Maxim Retin produced two examples asking to explain why they behave as they do. As Hartmut Wolf already pointed out, the first example is completely predictable in the way discussed earlier. So let us turn to Maxim's second example:

> -----Original Message-----
> From: Wolf, Hartmut [mailto:Hartmut.Wolf at]
To: mathgroup at
> Sent: woensdag 7 januari 2004 23:31
> To: mathgroup at
> Subject: [mg45488] [mg45446] RE: [mg45430] Re: Compile
> Your new example shows up other "interesting things" (to those who are
> interested of course).
> In[27]:=
> y := (Print[x]; x + If[NumericQ[x], 1, 0]); 
> Trace[Plot[y, {x, 0, 1}, Compiled -> True, AspectRatio -> Automatic, 
>       PlotPoints -> 3], x | y, TraceInternal -> True] // InputForm
> >From In[27]:= x
> >From In[27]:= x
> >From In[27]:= 5.*^-7
> >From In[27]:= 0.486804
> >From In[27]:= 1.

> What is new, are obviously two (additional) evaluations of y 
> when x has no
> value, before doing the plot. What comes to my phantasy is a 
> compilator in
> desperate search of the variable x to become bound, detecting 
> it when an
> exterior variable becomes evaluated, and now binding it (as 
> in contrary of
> above) in a function call. (y however is not evaluated within 
> the compiled
> expression.)
Here my phantasy went into a different direction.

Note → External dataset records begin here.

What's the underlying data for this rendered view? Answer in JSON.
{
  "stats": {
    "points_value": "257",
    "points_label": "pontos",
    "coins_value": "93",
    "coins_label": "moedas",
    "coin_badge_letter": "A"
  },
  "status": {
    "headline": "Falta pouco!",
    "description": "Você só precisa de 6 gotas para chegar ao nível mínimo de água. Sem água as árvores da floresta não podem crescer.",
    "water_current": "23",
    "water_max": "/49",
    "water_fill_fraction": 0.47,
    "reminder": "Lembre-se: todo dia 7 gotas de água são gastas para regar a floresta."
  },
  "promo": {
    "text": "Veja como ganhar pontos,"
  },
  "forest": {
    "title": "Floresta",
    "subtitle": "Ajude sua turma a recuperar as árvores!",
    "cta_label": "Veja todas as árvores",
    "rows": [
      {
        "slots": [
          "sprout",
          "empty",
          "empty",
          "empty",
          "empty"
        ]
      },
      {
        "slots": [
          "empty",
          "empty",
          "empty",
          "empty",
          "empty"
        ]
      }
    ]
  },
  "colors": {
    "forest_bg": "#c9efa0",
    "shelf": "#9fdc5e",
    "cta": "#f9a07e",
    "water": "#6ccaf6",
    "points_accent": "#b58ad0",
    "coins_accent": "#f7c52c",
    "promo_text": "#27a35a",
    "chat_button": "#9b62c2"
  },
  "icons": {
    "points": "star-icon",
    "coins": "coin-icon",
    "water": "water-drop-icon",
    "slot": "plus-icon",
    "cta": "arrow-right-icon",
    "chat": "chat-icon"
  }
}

To start with, let us simplify Maxim's example.

y:= Sin[x]
Plot[y, {x, 0, 3}]

indeed produces a plot of the sine function, as expected(?!). But a further reflection shows that this is not obvious. The option Compiled is True, so Mathematica starts with compiling y as a function of x. The compiled result contains the symbol y. Then, since Compiled is set to True, the numerical values are substituted (not assigned) into the compiled function and therefore have no effect on the symbol y. This symbol now evaluates to Sin[x] which is not numerical and therefore the graph cannot be plotted. However, we do see the graph of the sine, so my explanation along the lines of my previous message seems to be incorrect. That is what Maxim's example suggests.

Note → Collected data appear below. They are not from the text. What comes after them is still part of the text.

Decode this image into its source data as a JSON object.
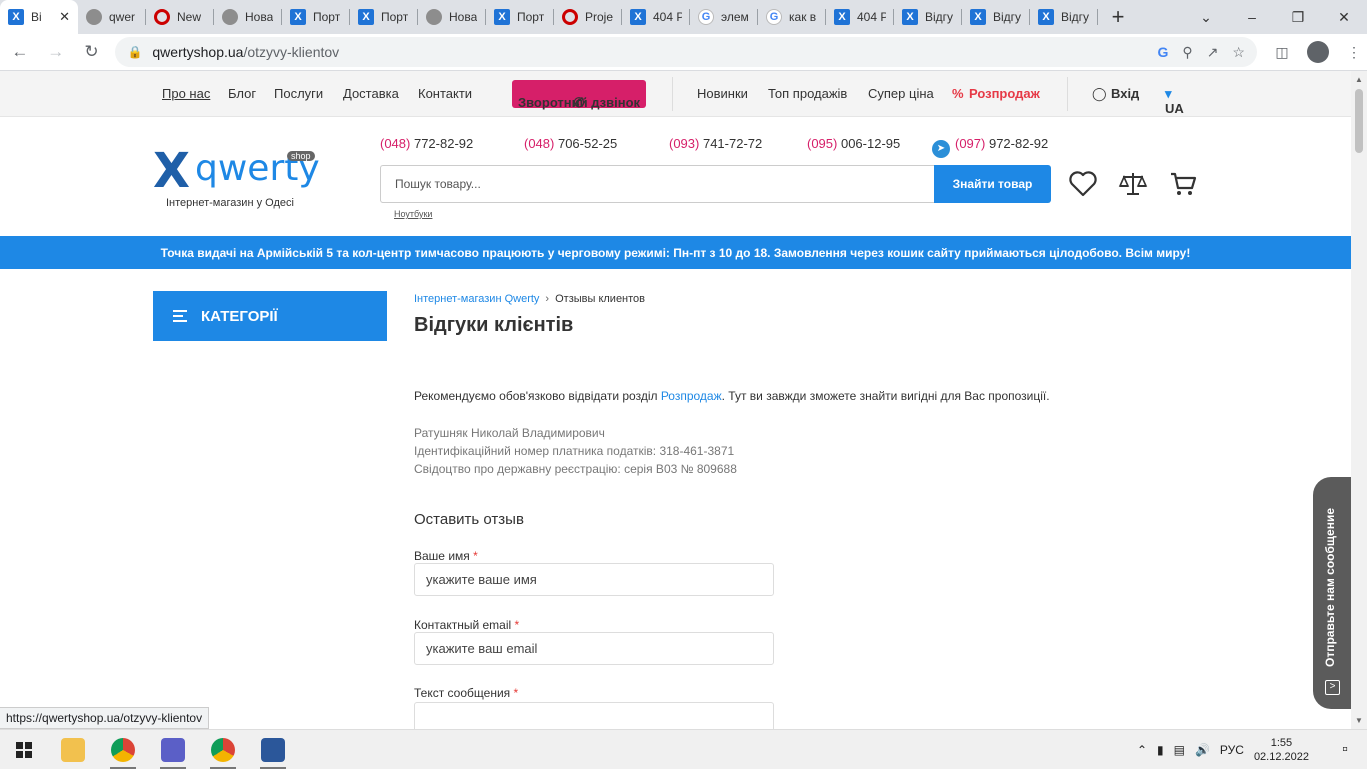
{
  "browser": {
    "tabs": [
      {
        "title": "Ві",
        "icon": "qwerty-favicon",
        "active": true
      },
      {
        "title": "qwer",
        "icon": "globe-icon"
      },
      {
        "title": "New",
        "icon": "red-circle-icon"
      },
      {
        "title": "Нова",
        "icon": "globe-icon"
      },
      {
        "title": "Порт",
        "icon": "qwerty-favicon"
      },
      {
        "title": "Порт",
        "icon": "qwerty-favicon"
      },
      {
        "title": "Нова",
        "icon": "globe-icon"
      },
      {
        "title": "Порт",
        "icon": "qwerty-favicon"
      },
      {
        "title": "Proje",
        "icon": "red-circle-icon"
      },
      {
        "title": "404 Р",
        "icon": "qwerty-favicon"
      },
      {
        "title": "элем",
        "icon": "google-icon"
      },
      {
        "title": "как в",
        "icon": "google-icon"
      },
      {
        "title": "404 Р",
        "icon": "qwerty-favicon"
      },
      {
        "title": "Відгу",
        "icon": "qwerty-favicon"
      },
      {
        "title": "Відгу",
        "icon": "qwerty-favicon"
      },
      {
        "title": "Відгу",
        "icon": "qwerty-favicon"
      }
    ],
    "url_host": "qwertyshop.ua",
    "url_path": "/otzyvy-klientov",
    "status_url": "https://qwertyshop.ua/otzyvy-klientov"
  },
  "topnav": {
    "about": "Про нас",
    "blog": "Блог",
    "services": "Послуги",
    "delivery": "Доставка",
    "contacts": "Контакти",
    "callback": "Зворотний дзвінок",
    "new": "Новинки",
    "top": "Топ продажів",
    "super": "Супер ціна",
    "sale": "Розпродаж",
    "login": "Вхід",
    "lang": "UA"
  },
  "header": {
    "logo_word": "qwerty",
    "logo_shop": "shop",
    "logo_tagline": "Інтернет-магазин у Одесі",
    "phones": [
      {
        "code": "(048)",
        "number": " 772-82-92"
      },
      {
        "code": "(048)",
        "number": " 706-52-25"
      },
      {
        "code": "(093)",
        "number": " 741-72-72"
      },
      {
        "code": "(095)",
        "number": " 006-12-95"
      },
      {
        "code": "(097)",
        "number": " 972-82-92"
      }
    ],
    "search_placeholder": "Пошук товару...",
    "search_button": "Знайти товар",
    "search_hint": "Ноутбуки"
  },
  "banner": "Точка видачі на Армійській 5 та кол-центр тимчасово працюють у черговому режимі: Пн-пт з 10 до 18. Замовлення через кошик сайту приймаються цілодобово. Всім миру!",
  "main": {
    "categories": "КАТЕГОРІЇ",
    "breadcrumb_home": "Інтернет-магазин Qwerty",
    "breadcrumb_current": "Отзывы клиентов",
    "title": "Відгуки клієнтів",
    "recommend_pre": "Рекомендуємо обов'язково відвідати розділ ",
    "recommend_link": "Розпродаж",
    "recommend_post": ". Тут ви завжди зможете знайти вигідні для Вас пропозиції.",
    "seller_name": "Ратушняк Николай Владимирович",
    "seller_tax": "Ідентифікаційний номер платника податків: 318-461-3871",
    "seller_cert": "Свідоцтво про державну реєстрацію: серія В03 № 809688",
    "form_title": "Оставить отзыв",
    "name_label": "Ваше имя",
    "name_placeholder": "укажите ваше имя",
    "email_label": "Контактный email",
    "email_placeholder": "укажите ваш email",
    "message_label": "Текст сообщения",
    "required_mark": "*"
  },
  "feedback_widget": "Отправьте нам сообщение",
  "taskbar": {
    "lang": "РУС",
    "time": "1:55",
    "date": "02.12.2022"
  },
  "colors": {
    "accent_blue": "#1e88e5",
    "accent_pink": "#d61f69",
    "sale_red": "#e63946"
  }
}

To see what is going on, have a look at the following commands:

fc = Compile[{{x, _Real}}, y];

y:= (Print[x]; Sin[x]);

First the symbol x is printed, then an error message that the symbol Sin[x] is not numerical, then the message that the uncompiled code will be used, which results in another evaluation of y and therefore the printing of x, and the outcome Sin[x].

Now let us look at the Plot command:

y := (Print[x];Sin[x]);
Plot[y, {x, 0, 3}]

What happens? First Mathematica compiles y as a function of x. Then evaluations starts by substituting (not assigning) a numerical value of x in the compiled function. Then y is evaluated and x is printed, the evaluation of the compiled function fails so the uncompiled code will be used, resulting in another printing of x and a non-numerical value of the function AND NOW MATHEMATICA SIMPLY SWITCHES TO THE UNCOMPILED MODE and makes the plot as if the option Compiled was set to False. Therefore the result of the plot command is what was hoped that the result would be. Obviously this is not a rigid mathematical proof that is happening, but it explains what is going on, including Maxim's examples.

Two of Maxim's examples now are particularly illustrative:

y := If[NumericQ[x], 1, 0]
Plot[y, {x,0,1}]

Evaluation of the compiled argument results in 0, so the result is the horizontal axis.

y := x+ If[NumericQ[x], 1, 0]
Plot[y, {x,0,1}]

Evaluation of the compiled argument results in x, which is not numerical. So the plotting switches to Compiled->False, and x+1 is plotted.